Os achados dos exames, em geral, refletem ausência ou grave alteração no potencial evocado auditivo de tronco encefálico (PEATE) quando as emissões otoacústicas (EOA) e/ou o microfonismo coclear (MC) estão preservados, indicando uma função desordenada do nervo auditivo, com função normal das células ciliadas (CC).1-4
Muitas vezes é difícil determinar exatamente o início da NA/DA, porém, a patologia pode ocorrer em todas as idades.4 Sua prevalência foi estimada em 11% em um grupo de 109 crianças deficientes auditivas que falharam na triagem auditiva neonatal (TAN) e no PEATE.5 Outro estudo refere uma prevalência semelhante de 8,44% de 379 crianças avaliadas com alteração do PEATE.4
O MC é um potencial gerado a partir das células ciliadas externas (CCE) e células ciliadas internas (CCI) da cóclea, e sua ausência é compatível com alteração na função dessas células.2,6 Ele é descrito ainda como uma atividade elétrica que antecede as sinapses das CC com o nervo auditivo e, por esse motivo, seu registro aparece antes da onda I no registro do PEATE e mantém sua latência mesmo quando a intensidade do estímulo é diminuída.5
Ainda não estão disponíveis dados relativos aos parâmetros do MC em indivíduos com audição normal ou com perdas auditivas. Entretanto, as gravações do MC atraíram novo interesse após a identificação da NA/DA,1 pois a relação entre a coclear e um estímulo acústico tem sido usada no diagnóstico diferencial de NA/DA, uma vez que a presença do MC serve como evidência de integridade das CCE.7
A literatura recomenda que os testes de função coclear, particularmente o MC, torne-se parte do protocolo da TAN (triagem auditiva neonatal) em todas as crianças com PEATE ausentes ou alterados, auxiliando no diagnóstico da NA/DA.5
O objetivo do estudo foi verificar, por meio de uma revisão integrativa, as características do microfonismo coclear na neuropatia/dessincronia auditiva.

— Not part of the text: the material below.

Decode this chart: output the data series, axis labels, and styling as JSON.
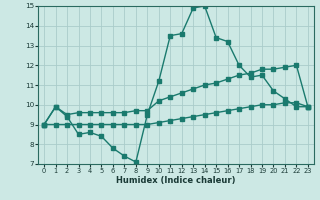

O processo metodológico caracterizou o presente estudo em uma revisão integrativa, com o intuito de reunir dados de pesquisas que auxiliem na compreensão do tema de maneira sistemática e ordenada, aprofundando assim o conhecimento das características do microfonismo coclear na neuropatia/dessincronia auditiva.
A revisão integrativa foi orientada a partir de buscas eletrônicas nas plataformas PubMed e Bireme e nas seguintes bases de dados: MedLine, LILACS e SciELO - Regional. A busca dos dados foi iniciada e concluída no mês de julho de 2014. Foram selecionados para análise os estudos publicados nos idiomas inglês, espanhol ou português. Não houve restrição quanto ao ano de publicação, ou seja, foram analisados os estudos publicados até julho de 2014, sendo os artigos posteriormente selecionados por critérios de inclusão e exclusão.
A estratégia de busca realizada foi por meio do cruzamento dos descritores (DeCS e MeSH), assim como para os termos livres, que são aqueles não encontrados no DeCS e MeSH, mas que possuem relevância para a pesquisa. Os descritores utilizados para localização dos estudos foram Cochlear Microphonic e Cochlear Microphonic Potential, e os termos livres utilizados foram Auditory Neuropathy e Auditory Dyssynchrony.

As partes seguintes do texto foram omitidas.